Feet First into Social Work and Diversity Internship
An Intern’s Perspective of the Social Work and Diversity Training
By Denise Munoz
Summer came and went. With a summer internship and a summer class, I can say that with the exception of the warm months, summer, as conceived by students on break, was never mine. With the beginning of classes and my first day of internship fast approaching I could only think “I’m not ready…just 2 more weeks.” Interestingly, I wasn’t nervous about beginning my internship, just anxious about creating a schedule that would allow for self care. Giving up your Friday evenings and Saturdays is part of the Social Work and Diversity Internship. This is not to say that my weekends were free prior to beginning Ackerman, but I had options. Now, for the next nine months my weekends would be spent at 149 East 78th street.
I was not worried about my sessions being taped or that a team would be watching me through a two way mirror observing my work, but I was curious and anxious about who my co-therapist would be. Yes, co-therapist: the Social Work and Diversity Internship is unique in that it requires students to work in teams. Two therapists per family/couple treated, a true example that two heads are better than one. Never having worked in this manner and understanding that energy flows between two people may possibly affect the therapeutic relationship, I was obsessing about my potential co-therapist. I perceived this person as my partner for the next 9 months, for better or for worst, in the process that is the diversity training program.

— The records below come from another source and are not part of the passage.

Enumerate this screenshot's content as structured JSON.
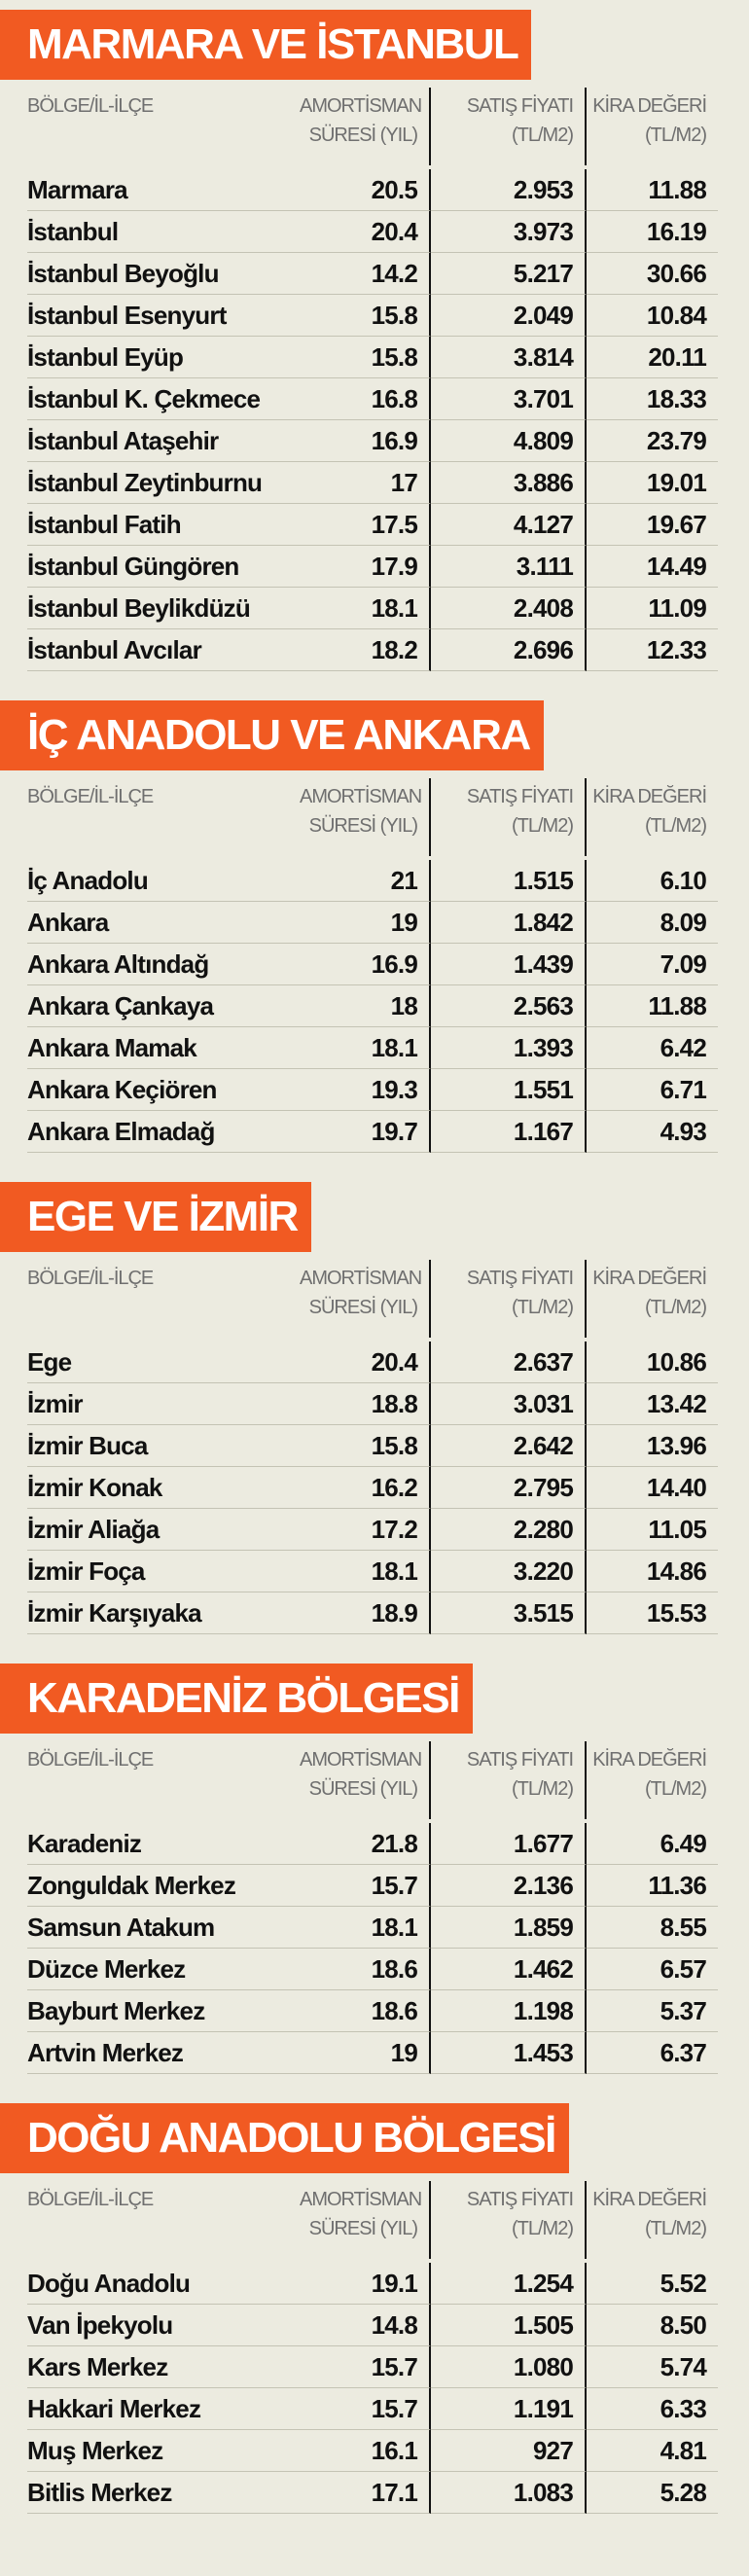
{
  "sections": [
    {
      "title": "MARMARA VE İSTANBUL",
      "headers": [
        [
          "BÖLGE/İL-İLÇE"
        ],
        [
          "AMORTİSMAN",
          "SÜRESİ (YIL)"
        ],
        [
          "SATIŞ FİYATI",
          "(TL/M2)"
        ],
        [
          "KİRA DEĞERİ",
          "(TL/M2)"
        ]
      ],
      "rows": [
        [
          "Marmara",
          "20.5",
          "2.953",
          "11.88"
        ],
        [
          "İstanbul",
          "20.4",
          "3.973",
          "16.19"
        ],
        [
          "İstanbul Beyoğlu",
          "14.2",
          "5.217",
          "30.66"
        ],
        [
          "İstanbul Esenyurt",
          "15.8",
          "2.049",
          "10.84"
        ],
        [
          "İstanbul Eyüp",
          "15.8",
          "3.814",
          "20.11"
        ],
        [
          "İstanbul K. Çekmece",
          "16.8",
          "3.701",
          "18.33"
        ],
        [
          "İstanbul Ataşehir",
          "16.9",
          "4.809",
          "23.79"
        ],
        [
          "İstanbul Zeytinburnu",
          "17",
          "3.886",
          "19.01"
        ],
        [
          "İstanbul Fatih",
          "17.5",
          "4.127",
          "19.67"
        ],
        [
          "İstanbul Güngören",
          "17.9",
          "3.111",
          "14.49"
        ],
        [
          "İstanbul Beylikdüzü",
          "18.1",
          "2.408",
          "11.09"
        ],
        [
          "İstanbul Avcılar",
          "18.2",
          "2.696",
          "12.33"
        ]
      ]
    },
    {
      "title": "İÇ ANADOLU VE ANKARA",
      "headers": [
        [
          "BÖLGE/İL-İLÇE"
        ],
        [
          "AMORTİSMAN",
          "SÜRESİ (YIL)"
        ],
        [
          "SATIŞ FİYATI",
          "(TL/M2)"
        ],
        [
          "KİRA DEĞERİ",
          "(TL/M2)"
        ]
      ],
      "rows": [
        [
          "İç Anadolu",
          "21",
          "1.515",
          "6.10"
        ],
        [
          "Ankara",
          "19",
          "1.842",
          "8.09"
        ],
        [
          "Ankara Altındağ",
          "16.9",
          "1.439",
          "7.09"
        ],
        [
          "Ankara Çankaya",
          "18",
          "2.563",
          "11.88"
        ],
        [
          "Ankara Mamak",
          "18.1",
          "1.393",
          "6.42"
        ],
        [
          "Ankara Keçiören",
          "19.3",
          "1.551",
          "6.71"
        ],
        [
          "Ankara Elmadağ",
          "19.7",
          "1.167",
          "4.93"
        ]
      ]
    },
    {
      "title": "EGE VE İZMİR",
      "headers": [
        [
          "BÖLGE/İL-İLÇE"
        ],
        [
          "AMORTİSMAN",
          "SÜRESİ (YIL)"
        ],
        [
          "SATIŞ FİYATI",
          "(TL/M2)"
        ],
        [
          "KİRA DEĞERİ",
          "(TL/M2)"
        ]
      ],
      "rows": [
        [
          "Ege",
          "20.4",
          "2.637",
          "10.86"
        ],
        [
          "İzmir",
          "18.8",
          "3.031",
          "13.42"
        ],
        [
          "İzmir Buca",
          "15.8",
          "2.642",
          "13.96"
        ],
        [
          "İzmir Konak",
          "16.2",
          "2.795",
          "14.40"
        ],
        [
          "İzmir Aliağa",
          "17.2",
          "2.280",
          "11.05"
        ],
        [
          "İzmir Foça",
          "18.1",
          "3.220",
          "14.86"
        ],
        [
          "İzmir Karşıyaka",
          "18.9",
          "3.515",
          "15.53"
        ]
      ]
    },
    {
      "title": "KARADENİZ BÖLGESİ",
      "headers": [
        [
          "BÖLGE/İL-İLÇE"
        ],
        [
          "AMORTİSMAN",
          "SÜRESİ (YIL)"
        ],
        [
          "SATIŞ FİYATI",
          "(TL/M2)"
        ],
        [
          "KİRA DEĞERİ",
          "(TL/M2)"
        ]
      ],
      "rows": [
        [
          "Karadeniz",
          "21.8",
          "1.677",
          "6.49"
        ],
        [
          "Zonguldak Merkez",
          "15.7",
          "2.136",
          "11.36"
        ],
        [
          "Samsun Atakum",
          "18.1",
          "1.859",
          "8.55"
        ],
        [
          "Düzce Merkez",
          "18.6",
          "1.462",
          "6.57"
        ],
        [
          "Bayburt Merkez",
          "18.6",
          "1.198",
          "5.37"
        ],
        [
          "Artvin Merkez",
          "19",
          "1.453",
          "6.37"
        ]
      ]
    },
    {
      "title": "DOĞU ANADOLU BÖLGESİ",
      "headers": [
        [
          "BÖLGE/İL-İLÇE"
        ],
        [
          "AMORTİSMAN",
          "SÜRESİ (YIL)"
        ],
        [
          "SATIŞ FİYATI",
          "(TL/M2)"
        ],
        [
          "KİRA DEĞERİ",
          "(TL/M2)"
        ]
      ],
      "rows": [
        [
          "Doğu Anadolu",
          "19.1",
          "1.254",
          "5.52"
        ],
        [
          "Van İpekyolu",
          "14.8",
          "1.505",
          "8.50"
        ],
        [
          "Kars Merkez",
          "15.7",
          "1.080",
          "5.74"
        ],
        [
          "Hakkari Merkez",
          "15.7",
          "1.191",
          "6.33"
        ],
        [
          "Muş Merkez",
          "16.1",
          "927",
          "4.81"
        ],
        [
          "Bitlis Merkez",
          "17.1",
          "1.083",
          "5.28"
        ]
      ]
    }
  ]
}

Three weeks into my internship I can say that although I am aware that as cases are assigned the semester becomes more demanding, for now the experience has been a smooth transition. The passing weeks have been filled with connecting with my fellow colleagues and supervisors, foundations class, videos, and our first case. Since I don’t have any cases yet, I do not know who will be my co-therapists. (Co-therapist plural, because I will a different co-therapist for each of the 3-4 cases I am assigned.) I look forward to working with any of my colleagues; the past 3 weeks has allowed me to get to know them and show me how much I can learn from each.

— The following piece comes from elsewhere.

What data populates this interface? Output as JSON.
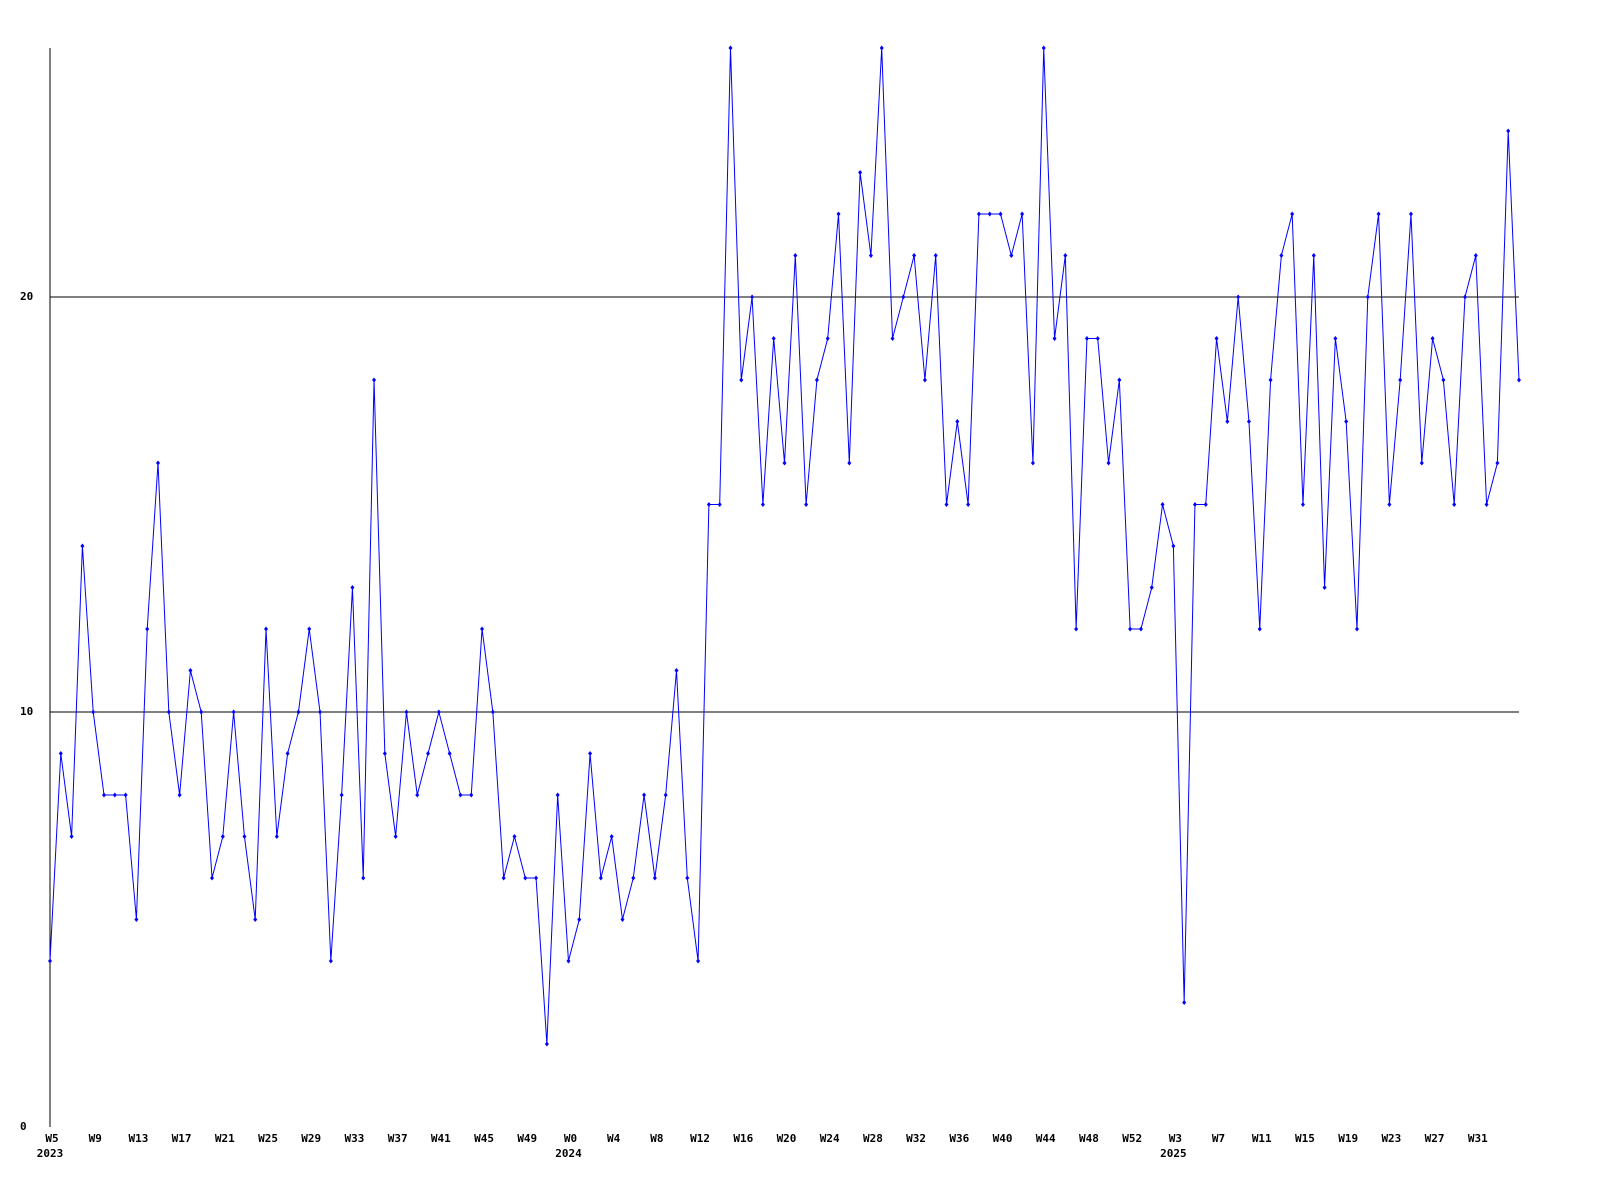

I have fantasized about training at Ackerman Institute since taking my first course in family therapy 5 years ago, and, yes, the professor was Ackerman trained (hmmmm, what would Freud have to say about that one). Has my time at Ackerman (to this point) met my expectations, fantasies and all? Yes, and I am loving every minute of it. Although I must admit, Mondays I’m at Ackerman from 10:00 a.m. to 8:00 p.m., and while we do get breaks, by the end of the day my mind feels scrambled. I guess in the big picture of life a scrambled brain is worth the training.
Standing along a pool of water, timid, with one toe barely touching the water, I am now ready to jump wholeheartedly, feet first.